Interview – Bombay
Titolare di un progetto musicale singolare, Bombay ha appena pubblicato il quinto capitolo di una carriera sottotraccia ma non per questo meno significativa. “Canzonissime” fa il verso agli anni Sessanta, ma poi all’interno suona contemporaneo e molto quotidiano, soprattutto in testi che sembrano parlare di tutti. Gli abbiamo rivolto qualche domanda.
Come si arriva al quinto album della carriera facendo sempre quasi tutto da soli?
Facile! Ci vuole pazienza e un po’ di fortuna (cit.). E anche molta cazzimma. In realtà, per me, scrivere canzoni è un divertimento, pertanto, lo faccio con l’attitudine del dopolavorista. Poi tutto è facilitato dagli amici che mi circondano, che mi aiutano con le copertine, le registrazioni, le foto, i live, gli arrangiamenti senza di loro sarebbe forse impossibile, sicuramente più noioso. È anche vero che oggi si può fare tutto da soli, non c’è bisogno per forza delle etichette discografiche, certo il risultato è meno studiato, meno patinato e sbrilluccicante ma se uno non è interessato al giro grosso, al mainstream allora va più che bene.
Titolo e copertina suggeriscono una forte nostalgia per la musica anni ’60, ma poi ascoltando le canzoni non è proprio così. Non è che stavolta hai esagerato con lo spiazzare l’ascoltatore?
Non credo. Anzi ho chiamato il disco Canzonissime proprio perché è una raccolta di canzoni, non è un concept album. Ogni brano può essere preso e ascoltato individualmente e infatti sto notando che ognuno prende un brano diverso da aggiungere alle proprie playlist. Questo è lo spirito giusto.
Non volevo fare un disco strano ma neanche banale: è pur sempre un disco di Bombay.
Qual è il significato dietro il brano “Pensami Sopra una Nave”?
Mio cognato lavora nei cantieri navali, costruisce le grandi navi da crociera, si occupa degli impianti audio ed entertainment, e sta spesso fuori casa. La canzone parla della sua vita lontano dagli affetti e dagli amici per lunghi mesi, e di come immagino si senta. Poi davvero un giorno gli è caduta una cassa audio sul piede e gli ha frantumato un dito. Ho preso spunto dalla sua storia per allargarla e fonderla con la mia nella parte del papà che aspetta l’uscita del figlio fuori dalla scuola e osserva il comportamento degli altri genitori. Ho immaginato come possa sentirsi un padre che per lavoro è costretto a non vedere per lunghi periodi i propri figli, la propria compagnia e le incomprensioni che ne possono derivare. Come sempre c’è un po’ di vero e un po’ di fiction.
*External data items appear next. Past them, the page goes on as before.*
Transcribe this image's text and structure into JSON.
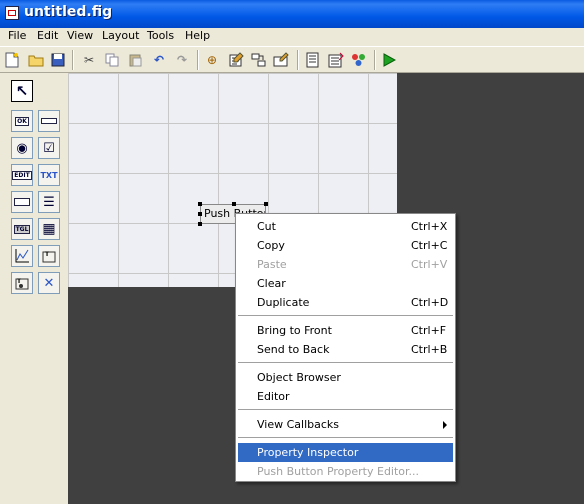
{
  "window": {
    "title": "untitled.fig"
  },
  "menubar": {
    "items": [
      "File",
      "Edit",
      "View",
      "Layout",
      "Tools",
      "Help"
    ]
  },
  "toolbar": {
    "icons": [
      "new-file-icon",
      "open-folder-icon",
      "save-icon",
      "cut-icon",
      "copy-icon",
      "paste-icon",
      "undo-icon",
      "redo-icon",
      "align-objects-icon",
      "menu-editor-icon",
      "tab-order-editor-icon",
      "toolbar-editor-icon",
      "m-file-editor-icon",
      "property-inspector-icon",
      "object-browser-icon",
      "run-icon"
    ]
  },
  "palette": {
    "tools": [
      {
        "name": "select-tool-icon",
        "glyph": "↖"
      },
      {
        "name": "push-button-tool-icon",
        "glyph": "OK"
      },
      {
        "name": "slider-tool-icon",
        "glyph": "▭"
      },
      {
        "name": "radio-button-tool-icon",
        "glyph": "◉"
      },
      {
        "name": "checkbox-tool-icon",
        "glyph": "☑"
      },
      {
        "name": "edit-text-tool-icon",
        "glyph": "EDIT"
      },
      {
        "name": "static-text-tool-icon",
        "glyph": "TXT"
      },
      {
        "name": "popup-menu-tool-icon",
        "glyph": "▭"
      },
      {
        "name": "listbox-tool-icon",
        "glyph": "☰"
      },
      {
        "name": "toggle-button-tool-icon",
        "glyph": "TGL"
      },
      {
        "name": "table-tool-icon",
        "glyph": "▦"
      },
      {
        "name": "axes-tool-icon",
        "glyph": "⌇"
      },
      {
        "name": "panel-tool-icon",
        "glyph": "T"
      },
      {
        "name": "button-group-tool-icon",
        "glyph": "T"
      },
      {
        "name": "activex-tool-icon",
        "glyph": "X"
      }
    ]
  },
  "canvas": {
    "push_button_label": "Push Button"
  },
  "context_menu": {
    "items": [
      {
        "label": "Cut",
        "shortcut": "Ctrl+X",
        "enabled": true
      },
      {
        "label": "Copy",
        "shortcut": "Ctrl+C",
        "enabled": true
      },
      {
        "label": "Paste",
        "shortcut": "Ctrl+V",
        "enabled": false
      },
      {
        "label": "Clear",
        "shortcut": "",
        "enabled": true
      },
      {
        "label": "Duplicate",
        "shortcut": "Ctrl+D",
        "enabled": true
      },
      {
        "label": "Bring to Front",
        "shortcut": "Ctrl+F",
        "enabled": true
      },
      {
        "label": "Send to Back",
        "shortcut": "Ctrl+B",
        "enabled": true
      },
      {
        "label": "Object Browser",
        "shortcut": "",
        "enabled": true
      },
      {
        "label": "Editor",
        "shortcut": "",
        "enabled": true
      },
      {
        "label": "View Callbacks",
        "shortcut": "",
        "enabled": true,
        "submenu": true
      },
      {
        "label": "Property Inspector",
        "shortcut": "",
        "enabled": true,
        "highlighted": true
      },
      {
        "label": "Push Button Property Editor...",
        "shortcut": "",
        "enabled": false
      }
    ]
  },
  "colors": {
    "highlight": "#316ac5",
    "titlebar": "#0058e6",
    "workspace": "#404040"
  }
}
Presentando il disco racconti di un sound più asciutto e minimale: che cosa ti ha spinto a questa scelta?
La decisione è stata di Riccardo (Pasquarella, arrangiatore produttore e spirito guida del disco) lui ha detto che voleva dare maggior presenza alla voce rispetto agli strumenti più bassi. Io non ho capito cosa volesse dire ma ho detto sì. Effettivamente alcuni brani del disco sono molto crudi e minimali. Penso ad esempio a Oggi mi sono Buttato al mare che è praticamente voce e chitarra con un minimo di piano.
Qual è stata la tua reazione quando hai ascoltato per la prima volta l’album completato?
Ero contento! Ancora adesso lo sto piano piano scoprendo, ascoltandolo, e ci sono dei momenti bellissimi e delle canzoni che mi emozionano tipo Odore di canna che è nata per ultima perché sul disco inizialmente doveva esserci un altro brano ma effettivamente era venuto malissimo. Sentire il proprio disco finito è un’emozione speciale.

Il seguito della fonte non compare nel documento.